IX. Le discours sera du style tempéré si, comme je viens de le dire, on le fait descendre un peu du ton sublime, sans le faire tomber cependant jusqu’au ton simple. Par exemple : « Vous voyez, juges, à qui nous faisons la guerre ; à des alliés qui ont coutume de combattre pour nous, et dont le courage et le zèle ont contribué au salut de notre empire. S’ils se connaissent eux-mêmes, s’ils connaissent leurs forces et l’étendue de leurs ressources, ils peuvent néanmoins, à cause de leur voisinage et des rapports de toute sorte qu’ils ont eus avec nous, savoir ou comprendre de quoi est capable le peuple romain.
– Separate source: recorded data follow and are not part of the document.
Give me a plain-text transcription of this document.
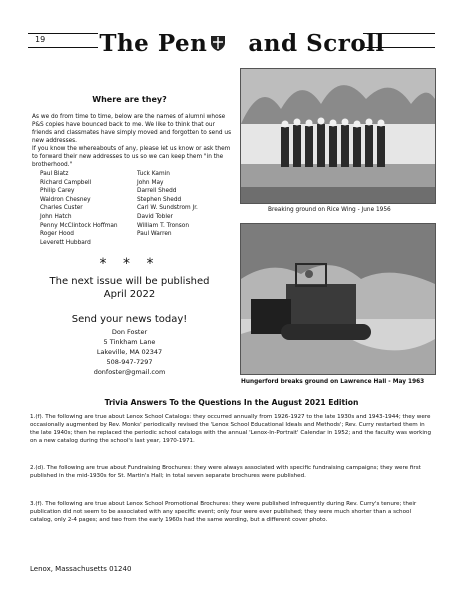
19	The Pen and Scroll
Where are they?
As we do from time to time, below are the names of alumni whose P&S copies have bounced back to me. We like to think that our friends and classmates have simply moved and forgotten to send us new addresses.
If you know the whereabouts of any, please let us know or ask them to forward their new addresses to us so we can keep them "in the brotherhood."
Paul Blatz
Richard Campbell
Philip Carey
Waldron Chesney
Charles Custer
John Hatch
Penny McClintock Hoffman
Roger Hood
Leverett Hubbard
Tuck Kamin
John May
Darrell Shedd
Stephen Shedd
Carl W. Sundstrom Jr.
David Tobler
William T. Tronson
Paul Warren
* * *
The next issue will be published
April 2022
Send your news today!
Don Foster
5 Tinkham Lane
Lakeville, MA 02347
508-947-7297
donfoster@gmail.com
Breaking ground on Rice Wing - June 1956
Hungerford breaks ground on Lawrence Hall - May 1963
Trivia Answers To the Questions In the August 2021 Edition
1.(f). The following are true about Lenox School Catalogs: they occurred annually from 1926-1927 to the late 1930s and 1943-1944; they were occasionally augmented by Rev. Monks' periodically revised the 'Lenox School Educational Ideals and Methods'; Rev. Curry restarted them in the late 1940s; then he replaced the periodic school catalogs with the annual 'Lenox-In-Portrait' Calendar in 1952; and the faculty was working on a new catalog during the school's last year, 1970-1971.
2.(d). The following are true about Fundraising Brochures: they were always associated with specific fundraising campaigns; they were first published in the mid-1930s for St. Martin's Hall; in total seven separate brochures were published.
3.(f). The following are true about Lenox School Promotional Brochures: they were published infrequently during Rev. Curry's tenure; their publication did not seem to be associated with any specific event; only four were ever published; they were much shorter than a school catalog, only 2-4 pages; and two from the early 1960s had the same wording, but a different cover photo.
Lenox, Massachusetts 01240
Quand ils ont pris la résolution de nous déclarer la guerre, quel était, je vous le demande, l’espoir qui les poussait, eux qui voyaient la plus grande partie des alliés rester fidèle à Rome, eux qui n’avaient à leur disposition ni troupes nombreuses, ni généraux habiles, ni, argent dans leur trésor, ni aucun des moyens nécessaires en pareil cas ? S’ils entreprenaient la guerre contre des voisins pour une question de limites, s’ils pensaient qu’une seule bataille pût décider de la querelle ; encore se mettraient-ils en campagne avec des préparatifs plus complets et plus sûrs, bien loin de nous disputer avec d’aussi faibles ressources cet empire du monde que toutes les nations, tous les rois, tous les peuples vaincus par les armes ou par les bienfaits du peuple romain, ont été contraints ou amenés volontairement à reconnaître. Mais, me demandera-t-on, les habitants de Frégelles n’ont-ils pas essayé de secouer le joug ? Sans doute : mais il était d’autant plus facile à ceux-ci de ne rien tenter de semblable, qu’ils avaient vu le peu de succès des Frégellans. Des peuples sans expérience, qui ne peuvent trouver dans le passé des exemples de conduite pour aucune circonstance, sont très exposés à tomber dans l’erreur ; mais ceux qui savent ce qui est arrivé aux autres peuvent aisément prévoir, par l’exemple d’autrui, ce qui les attend eux-mêmes. Nos alliés n’avaient-ils donc aucun motif, aucun espoir pour prendre les armes ? Qui croirait que l’on poussât la folie jusqu’à entreprendre une attaque contre le peuple romain, sans aucun moyen d’y réussir ? Il faut donc qu’ils aient eu quelque raison d’en agir ainsi ; et quelle autre y aurait-il que celle que je vous ai fait connaître. »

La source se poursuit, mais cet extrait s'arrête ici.